Apart from the sheer ugliness of watching members of Congress grovel for money, we have many examples of money's pernicious influence on elections. The CIA has spent God knows how many millions of dollars influencing elections in other countries, yet observe America's great touchiness a few years back over even a hint that China may have played the same trick. This only shows how well Americans understand what money does to politics, yet whenever someone tries to do something to improve a rotten situation, George and other courtiers switch on their word processors and start felling trees.

My last citation from George concerns his regret over the coarseness and lack of civility in America, what George called "Dennis Rodman's America," or in another place, "a coarse and slatternly society" jeopardizing "all respect.."

Unfortunately, George's historical errors gave him a false basis for measuring moral decline. He wrote that the youthful George Washington was required to read "110 Rules of Civility and Decent Behavior." The fact is the highly ambitious Washington chose the small book and forced himself to copy out the rules in longhand so that he might become more acceptable for advancement in British colonial society.

Young Washington was heavily influenced by associating with families from the cream of British colonial society, people not at all characteristic of average colonial Americans. Most of America then was a rude, rough place. Newspapers regularly libeled and abused with a ferocity we can scarcely imagine today. Drunkenness and brawling were common. Fights often included such grotesque practices as gouging out eyes. And, of course, the filthy brutality of slavery was normal, on exhibit in many streets.

It is simply wrong to say that American behavior has gone downhill from a golden age. Europeans in the 19th century noted with horror the way Americans spit tobacco juice everywhere - even on the floors and carpets of the most elegant hotels. Visitors to the White House used to clomp around in muddy boots, pawing and even walking on furnishings, cutting souvenir swatches from the drapes and carpets and grabbing anything small enough to stuff under a coat - often leaving the place a shambles after a large public gathering.

At times there have been rules or practices that might now be cited as exemplifying a lost age of gentility, but citing these in isolation misrepresents the general tone of the past. While George cited the clean language used in movies under the Production Code in the 1940s, he neglected to mention that, while Hollywood worried about sexual innuendo in scripts, in any American city a policeman might freely and openly address a black citizen as "niggah." And while Hollywood fussed over suggestive words in "Casablanca," it was still possible in some parts of the country to lynch a black man and suffer no penalty.

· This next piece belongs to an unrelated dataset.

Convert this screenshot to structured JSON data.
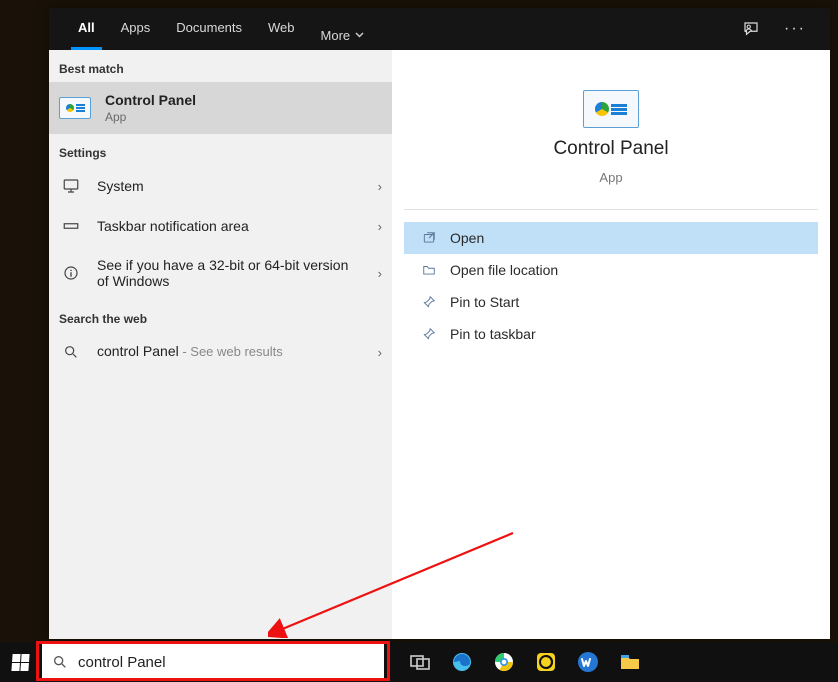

But George is more concerned about sexual coarseness than violence. This happens to be a characteristic America's Puritans. It has also been characteristic of tyrant-temperaments. Hitler did not permit off-color or suggestive stories told in his presence. Lincoln, on the other hand loved a good off-color joke.

Now, again consider George's words about "a coarse and slatternly society" jeopardizing "all respect.." Slattern? Just what century does he think it is?

In fact, it is easily observed that people who use foul language are expressing anger and frustration, and there are lots of angry people in America: the pressures of the society do that to you. Trying to get at the cause of the anger would raise a discussion of civility to something worthwhile, but George seemed simply to want to "tut tut!" a bit like some marquis in the late 18th Century worrying about the niceties just before the deluge.